Yine son günlerde medyada örneğine sıkça rastladığımız, zihinsel yeti farkı olan bireylere yönelik şiddet haberleri yer alıyor. Bu haberlerin sosyal medya izdüşümlerinde de çok farklı yorumlarla karşılaşıyoruz. Zihinsel yeti farkı olan bir gence, alkol aldırmak isteyen iki kişi, çocuğun teklifi kabul etmemesi üzerine çocuğu çok fena hırpalıyorlar. Olay yargıya taşınıyor ve bu iki kişi çok komik bir ceza alarak, işledikleri eylemin sonucunu yaşamadan olaydan sıyrılıyorlar. Bir başka olay ise artık kanayan yara haline gelen ve bu yarayı pansuman yapmak için hiçbir önlem alınmayan bakımevinde yaşanıyor. Yine zihinsel yeti farkı olan bir çocuk çok ciddi biçimde darp ediliyor ve eylemi gerçekleştiren kişi, komik bir ceza ile olaydan sıyrılıyor.
Bu örnekler, doğrudan fiziksel şiddete ait ve tespiti ve değerlendirmesi çok kolay; doğrudan insanın vücut bütünlüğüne ve yaşama hakkına müdahale eden örnekler.

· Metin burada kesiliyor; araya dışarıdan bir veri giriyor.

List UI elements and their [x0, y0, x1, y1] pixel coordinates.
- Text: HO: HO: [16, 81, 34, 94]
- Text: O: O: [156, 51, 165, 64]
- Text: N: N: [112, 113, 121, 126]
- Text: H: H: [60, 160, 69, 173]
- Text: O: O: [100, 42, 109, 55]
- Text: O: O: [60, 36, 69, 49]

Ancak, sosyal medya izdüşümlerine baktığımızda, bundan bir yıl önce yaşanan olaylar kadar infial uyandırmadığını görüyoruz. İnsanlar yine konuştular ama örneğin tüm barolar, tüm insani sivil toplum örgütleri harekete geçmedi. İlk örnekteki kızlar, alkol aldıkları için kınandılar ve suçlandılar. Oysa yaptıkları, doğrudan bir insana saldırıydı ve bunun için suçlanmalıydılar. İkinci örnek için ise bakımevlerinde bu tarz olayların yaşanmasının normal olduğunu, orada çalışan insanlara da hak vermek gerektiğini yazan sosyal medya kullanıcıları bile oldu. Bu tarz yorumlara çok az kişi tepki gösterdi. Bu durum çok ürkütücü değil mi? Sizi de telaşlandırmıyor mu? Bir nevi şiddeti özellikle bazı yerlerde yaşanan şiddeti kanıksamaya başladığımızı ve tepkisizleştiğimizi göstermiyor mu?
Psikolojik şiddete karşı ise neredeyse sessizleştik. Yeti farkı olan bir birey, sabah evinden çıktığı andan, akşam evine dönene kadar binlerce mikro saldırganlığa maruz kalıyor. Olayın doğrudan muhatabı olduğumuz halde, bazen yılgınlıktan, bazen meşguliyetten, bazen “Uğraşmaya değmez” düşüncesinden çoğuna hiç tepki vermiyoruz. Olayın failleri de yaptıkları iyi bir şeymiş gibi hayatlarına devam ediyorlar. Bazen verdiğimiz tepkiler nankörlük ya da anlayışsızlık olarak değerlendiriliyor ve olayın mağduruyken, faili haline dönüşebiliyoruz.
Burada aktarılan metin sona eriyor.